I think I partly got him then, starting to become familiar myself with the intricacies of not giving yourself away. I understood him more fully over the succeeding years, when the vigorous hierarchy of Sri Lankan society asserted itself swiftly over our school. There were the kids who made it through easier than others: the ones who could speak English better, the ones from the Families, the ones who were familiar and comfortable with the dynamics of Colombo or who could learn fast enough. And then there were the kids who didn’t, among whose number would inevitably be the godayas.

We all know how to not be a godaya. How to speak, who to speak to, how to inflect and how to nod your head so your point gets across effortlessly, soundlessly. On paper, these motions may seem dizzying, arbitrary, but after a lifetime of following them, it comes automatically. A merciful terror, but how they’d be intimidating to an eleven year old boy from Kumbalgama.

In the reactions to the President’s cataclysmic actions since a month ago, a common refrain has been casting him as a clueless gamarala (farmer), a godaya who wouldn’t know better. Some have taken this further, the gam kabaragoya (water monitor lizard) who couldn’t help himself, or most caustically, the ‘Polonnaruwa Gorakaya’.

The thing about these slights is that they, too, are not really about the President. After all, he hasn’t been a gamarala for a good four decades. Instead, they’re a rebuke against the kind of people he represents. It’s a convenient shorthand for saying, deliberately or not, that some people just shouldn’t be involved in the Important Things: the business of government, running the economy, Democracy. They should just stick to what they know in their villages. After all, no one really tells the Prime Minister – nor for that matter the finance ministers holding up that fuel pricing formula for the benefit of the uneducated with comical glee – to go back to Colombo 7.

We don’t talk about class enough in Sri Lanka. Not just about how the circumstances and wealth we’re born into determine the rest of our lives, but about how the markers of class haunt our lives forever. Being branded a godaya is not just a slur. It’s a stamp of who you are and what you can amount to in a devastatingly permanent sense. Being reminded of that reality by those who’ll never really experience it – could anything be more casually cruel?

In the end, it’s the words that add weight. Because how quickly and efficiently they demarcate who can do what, all the way from the Broadcasting Club to Temple Trees. This isn’t about the President, but he only had to pick up the phone that Friday evening for all his kind to become branded once again.

We talk about democracy a lot these days. But maybe our claims of democracy shouldn’t move on simple markers of identity.

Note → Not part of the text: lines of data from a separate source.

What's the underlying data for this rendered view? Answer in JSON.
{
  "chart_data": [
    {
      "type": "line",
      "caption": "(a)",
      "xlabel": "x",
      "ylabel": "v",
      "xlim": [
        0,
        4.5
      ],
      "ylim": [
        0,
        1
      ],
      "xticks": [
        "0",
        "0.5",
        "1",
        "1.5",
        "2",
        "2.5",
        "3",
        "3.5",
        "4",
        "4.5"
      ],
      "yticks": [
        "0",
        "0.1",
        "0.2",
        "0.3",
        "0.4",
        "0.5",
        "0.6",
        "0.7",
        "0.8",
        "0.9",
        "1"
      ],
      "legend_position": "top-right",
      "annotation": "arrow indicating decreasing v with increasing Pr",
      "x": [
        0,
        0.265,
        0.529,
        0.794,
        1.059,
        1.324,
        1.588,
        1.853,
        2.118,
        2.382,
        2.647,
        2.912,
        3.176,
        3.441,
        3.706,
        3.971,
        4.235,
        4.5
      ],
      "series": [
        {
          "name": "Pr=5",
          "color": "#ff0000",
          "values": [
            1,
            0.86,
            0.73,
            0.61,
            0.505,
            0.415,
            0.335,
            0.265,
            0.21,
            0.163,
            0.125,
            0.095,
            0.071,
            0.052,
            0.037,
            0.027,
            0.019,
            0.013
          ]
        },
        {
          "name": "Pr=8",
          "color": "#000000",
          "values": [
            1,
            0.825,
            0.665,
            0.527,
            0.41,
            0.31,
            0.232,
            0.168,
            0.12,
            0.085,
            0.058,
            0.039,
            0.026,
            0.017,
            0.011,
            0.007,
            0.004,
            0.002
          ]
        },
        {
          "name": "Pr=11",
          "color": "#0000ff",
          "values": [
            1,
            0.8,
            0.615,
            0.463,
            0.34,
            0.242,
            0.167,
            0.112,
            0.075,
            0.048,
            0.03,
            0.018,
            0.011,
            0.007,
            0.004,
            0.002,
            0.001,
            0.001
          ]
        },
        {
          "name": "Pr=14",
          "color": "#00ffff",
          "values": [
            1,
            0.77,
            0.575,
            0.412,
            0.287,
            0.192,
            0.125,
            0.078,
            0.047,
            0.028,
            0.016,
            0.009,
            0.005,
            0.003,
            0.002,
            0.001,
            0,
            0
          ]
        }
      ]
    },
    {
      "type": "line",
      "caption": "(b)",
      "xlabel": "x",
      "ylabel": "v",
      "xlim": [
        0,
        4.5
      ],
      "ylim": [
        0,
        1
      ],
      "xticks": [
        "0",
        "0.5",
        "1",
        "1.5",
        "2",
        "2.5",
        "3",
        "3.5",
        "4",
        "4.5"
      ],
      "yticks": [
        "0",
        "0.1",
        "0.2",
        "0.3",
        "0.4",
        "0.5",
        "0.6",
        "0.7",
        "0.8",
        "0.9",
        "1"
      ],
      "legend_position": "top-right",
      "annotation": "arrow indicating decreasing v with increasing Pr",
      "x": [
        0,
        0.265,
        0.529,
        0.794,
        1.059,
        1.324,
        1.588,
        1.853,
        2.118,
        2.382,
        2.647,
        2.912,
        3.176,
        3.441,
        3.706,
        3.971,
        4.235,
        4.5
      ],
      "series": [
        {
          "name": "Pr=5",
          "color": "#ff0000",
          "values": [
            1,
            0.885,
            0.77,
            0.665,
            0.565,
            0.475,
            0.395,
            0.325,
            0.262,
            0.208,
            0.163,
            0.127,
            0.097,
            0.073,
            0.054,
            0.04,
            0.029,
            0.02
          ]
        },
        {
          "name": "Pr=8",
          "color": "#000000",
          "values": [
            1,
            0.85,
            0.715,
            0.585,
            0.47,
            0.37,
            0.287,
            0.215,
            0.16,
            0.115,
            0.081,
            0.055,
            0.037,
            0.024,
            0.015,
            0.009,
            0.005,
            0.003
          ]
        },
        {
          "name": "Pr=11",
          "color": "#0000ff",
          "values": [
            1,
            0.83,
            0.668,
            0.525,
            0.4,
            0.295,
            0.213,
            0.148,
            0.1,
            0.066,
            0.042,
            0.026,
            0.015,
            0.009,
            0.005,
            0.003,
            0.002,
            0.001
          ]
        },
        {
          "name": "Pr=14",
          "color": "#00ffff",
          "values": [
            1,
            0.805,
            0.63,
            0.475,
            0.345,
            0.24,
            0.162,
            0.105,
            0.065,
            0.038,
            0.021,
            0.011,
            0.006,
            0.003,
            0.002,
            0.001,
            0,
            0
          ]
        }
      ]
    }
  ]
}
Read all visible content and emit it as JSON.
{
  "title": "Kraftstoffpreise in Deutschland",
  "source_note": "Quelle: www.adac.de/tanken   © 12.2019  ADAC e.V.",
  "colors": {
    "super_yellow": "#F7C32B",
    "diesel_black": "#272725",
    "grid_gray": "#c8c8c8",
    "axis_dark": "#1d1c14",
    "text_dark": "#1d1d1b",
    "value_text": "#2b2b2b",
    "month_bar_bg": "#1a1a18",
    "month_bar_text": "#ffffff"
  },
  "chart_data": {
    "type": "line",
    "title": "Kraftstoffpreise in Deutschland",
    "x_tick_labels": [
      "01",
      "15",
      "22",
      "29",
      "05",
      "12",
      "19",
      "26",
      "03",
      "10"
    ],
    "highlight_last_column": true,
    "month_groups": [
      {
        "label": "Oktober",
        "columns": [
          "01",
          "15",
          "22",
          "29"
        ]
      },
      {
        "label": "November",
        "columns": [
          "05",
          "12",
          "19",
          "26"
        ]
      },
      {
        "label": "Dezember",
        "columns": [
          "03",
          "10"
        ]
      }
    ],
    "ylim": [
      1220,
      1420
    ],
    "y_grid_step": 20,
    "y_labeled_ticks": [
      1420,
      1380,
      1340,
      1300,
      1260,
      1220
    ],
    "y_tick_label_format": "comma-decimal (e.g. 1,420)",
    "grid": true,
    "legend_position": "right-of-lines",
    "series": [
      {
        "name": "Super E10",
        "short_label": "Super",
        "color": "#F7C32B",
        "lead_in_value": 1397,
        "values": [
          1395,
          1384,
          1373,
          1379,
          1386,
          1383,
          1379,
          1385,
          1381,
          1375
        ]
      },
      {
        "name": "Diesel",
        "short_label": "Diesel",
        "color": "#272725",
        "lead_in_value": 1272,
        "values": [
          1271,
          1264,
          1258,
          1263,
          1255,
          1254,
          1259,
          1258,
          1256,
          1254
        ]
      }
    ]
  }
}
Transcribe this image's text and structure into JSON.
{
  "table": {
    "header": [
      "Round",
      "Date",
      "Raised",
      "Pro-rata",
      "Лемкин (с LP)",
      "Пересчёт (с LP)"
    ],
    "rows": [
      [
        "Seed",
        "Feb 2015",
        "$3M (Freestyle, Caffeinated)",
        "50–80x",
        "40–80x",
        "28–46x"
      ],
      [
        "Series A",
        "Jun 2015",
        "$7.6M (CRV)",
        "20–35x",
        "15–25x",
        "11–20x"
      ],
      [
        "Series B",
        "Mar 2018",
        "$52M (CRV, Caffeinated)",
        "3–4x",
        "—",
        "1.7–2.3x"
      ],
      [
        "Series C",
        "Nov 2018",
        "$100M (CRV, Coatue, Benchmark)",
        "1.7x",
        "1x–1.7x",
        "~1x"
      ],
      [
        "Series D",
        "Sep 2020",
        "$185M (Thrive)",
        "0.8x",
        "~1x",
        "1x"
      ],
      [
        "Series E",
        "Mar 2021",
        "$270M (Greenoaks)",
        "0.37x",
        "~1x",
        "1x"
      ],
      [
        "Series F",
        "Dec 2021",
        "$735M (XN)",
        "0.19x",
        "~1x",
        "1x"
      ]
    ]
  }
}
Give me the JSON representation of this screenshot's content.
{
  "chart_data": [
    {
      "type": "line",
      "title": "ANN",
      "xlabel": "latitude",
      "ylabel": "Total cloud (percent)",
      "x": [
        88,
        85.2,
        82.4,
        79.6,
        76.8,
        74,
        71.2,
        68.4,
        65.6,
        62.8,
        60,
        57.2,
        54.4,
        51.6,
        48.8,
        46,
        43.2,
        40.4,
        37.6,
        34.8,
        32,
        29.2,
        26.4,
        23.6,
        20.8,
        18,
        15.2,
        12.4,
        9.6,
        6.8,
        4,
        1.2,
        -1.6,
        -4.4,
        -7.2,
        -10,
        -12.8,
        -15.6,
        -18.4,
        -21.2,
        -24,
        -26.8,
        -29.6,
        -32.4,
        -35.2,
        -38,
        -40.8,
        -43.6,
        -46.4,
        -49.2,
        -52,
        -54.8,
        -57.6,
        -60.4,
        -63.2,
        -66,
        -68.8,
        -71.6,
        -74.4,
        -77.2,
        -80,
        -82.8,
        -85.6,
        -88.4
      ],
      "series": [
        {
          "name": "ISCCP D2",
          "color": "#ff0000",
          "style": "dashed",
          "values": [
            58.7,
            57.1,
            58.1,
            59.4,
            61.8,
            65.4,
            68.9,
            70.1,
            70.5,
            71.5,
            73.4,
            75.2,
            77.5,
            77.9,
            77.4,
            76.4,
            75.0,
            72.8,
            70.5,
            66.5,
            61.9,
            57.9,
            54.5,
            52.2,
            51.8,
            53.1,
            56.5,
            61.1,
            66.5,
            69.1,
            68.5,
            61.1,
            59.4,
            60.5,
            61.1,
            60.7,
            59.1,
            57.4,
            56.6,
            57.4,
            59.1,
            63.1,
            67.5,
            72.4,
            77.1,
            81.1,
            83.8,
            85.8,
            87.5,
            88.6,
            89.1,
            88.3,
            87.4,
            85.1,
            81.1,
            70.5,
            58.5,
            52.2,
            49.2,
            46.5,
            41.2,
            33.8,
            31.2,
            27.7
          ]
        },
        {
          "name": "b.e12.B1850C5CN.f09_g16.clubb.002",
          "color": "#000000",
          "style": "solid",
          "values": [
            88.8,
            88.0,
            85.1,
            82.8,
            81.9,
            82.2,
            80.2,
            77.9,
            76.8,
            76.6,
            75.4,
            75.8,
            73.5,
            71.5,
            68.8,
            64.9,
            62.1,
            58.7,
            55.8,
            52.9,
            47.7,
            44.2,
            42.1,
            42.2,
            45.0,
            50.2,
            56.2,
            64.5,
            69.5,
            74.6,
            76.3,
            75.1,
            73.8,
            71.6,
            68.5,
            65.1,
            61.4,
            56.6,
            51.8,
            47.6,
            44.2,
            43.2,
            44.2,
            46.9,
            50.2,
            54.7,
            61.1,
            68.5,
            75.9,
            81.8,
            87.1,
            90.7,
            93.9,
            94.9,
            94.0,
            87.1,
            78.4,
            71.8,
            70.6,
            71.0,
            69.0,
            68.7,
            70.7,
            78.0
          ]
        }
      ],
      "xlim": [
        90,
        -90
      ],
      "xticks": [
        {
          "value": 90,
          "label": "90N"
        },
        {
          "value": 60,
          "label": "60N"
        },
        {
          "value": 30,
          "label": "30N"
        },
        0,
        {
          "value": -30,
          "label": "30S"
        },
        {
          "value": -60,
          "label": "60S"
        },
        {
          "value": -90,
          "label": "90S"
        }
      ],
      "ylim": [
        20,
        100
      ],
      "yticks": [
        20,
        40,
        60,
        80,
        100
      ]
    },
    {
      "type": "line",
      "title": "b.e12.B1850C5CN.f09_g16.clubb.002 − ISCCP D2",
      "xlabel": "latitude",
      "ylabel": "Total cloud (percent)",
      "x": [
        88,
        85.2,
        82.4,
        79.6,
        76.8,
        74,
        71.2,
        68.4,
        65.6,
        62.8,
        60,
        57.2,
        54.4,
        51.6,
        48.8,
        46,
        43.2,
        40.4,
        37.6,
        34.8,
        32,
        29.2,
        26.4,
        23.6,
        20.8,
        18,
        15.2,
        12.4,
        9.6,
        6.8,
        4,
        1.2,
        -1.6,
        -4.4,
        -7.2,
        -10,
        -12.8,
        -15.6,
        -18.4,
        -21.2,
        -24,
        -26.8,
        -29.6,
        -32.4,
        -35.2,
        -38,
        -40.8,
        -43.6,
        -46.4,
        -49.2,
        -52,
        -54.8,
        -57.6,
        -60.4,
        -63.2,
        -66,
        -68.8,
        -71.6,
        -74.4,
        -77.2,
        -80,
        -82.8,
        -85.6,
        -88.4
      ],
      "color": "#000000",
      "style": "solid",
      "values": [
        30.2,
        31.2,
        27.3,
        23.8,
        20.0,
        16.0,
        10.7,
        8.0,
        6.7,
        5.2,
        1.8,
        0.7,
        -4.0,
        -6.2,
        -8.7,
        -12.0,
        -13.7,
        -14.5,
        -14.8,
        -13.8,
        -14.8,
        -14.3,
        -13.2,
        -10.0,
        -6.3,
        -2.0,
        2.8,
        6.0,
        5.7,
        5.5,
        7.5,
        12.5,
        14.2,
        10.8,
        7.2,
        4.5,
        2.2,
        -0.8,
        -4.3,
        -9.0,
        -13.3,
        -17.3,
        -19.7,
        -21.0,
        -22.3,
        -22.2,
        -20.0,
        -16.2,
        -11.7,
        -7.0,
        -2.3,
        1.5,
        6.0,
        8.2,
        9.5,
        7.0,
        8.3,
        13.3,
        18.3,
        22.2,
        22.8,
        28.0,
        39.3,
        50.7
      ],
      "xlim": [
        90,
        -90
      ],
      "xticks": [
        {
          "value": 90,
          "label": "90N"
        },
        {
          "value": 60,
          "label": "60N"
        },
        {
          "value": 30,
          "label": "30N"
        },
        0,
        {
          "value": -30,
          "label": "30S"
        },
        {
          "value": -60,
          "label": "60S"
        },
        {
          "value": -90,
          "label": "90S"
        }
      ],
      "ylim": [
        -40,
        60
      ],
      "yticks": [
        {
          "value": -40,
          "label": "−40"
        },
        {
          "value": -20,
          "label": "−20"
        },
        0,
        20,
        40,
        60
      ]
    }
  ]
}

Those words which assume things of people based on who they are or seem to be and then prescribe entire realities onto them shouldn’t play a role in mobilising for democracy. This is how politics has always worked here, certainly, but bringing up these crude distinctions of identity have always served one set of people more than others: it has been neither the samanalun or the godayas, but the ones laughing their heads off at the front. And yes, this all sounds vapidly nice in the abstract, and harder to put into practice, but not excluding entire swathes of people from your idea of democracy right from the start is perhaps not too much to ask.

We are, once again, wondering how to pick up the pieces of our broken, twisted country, when strangers seem stranger than before. Perhaps our words can be a start.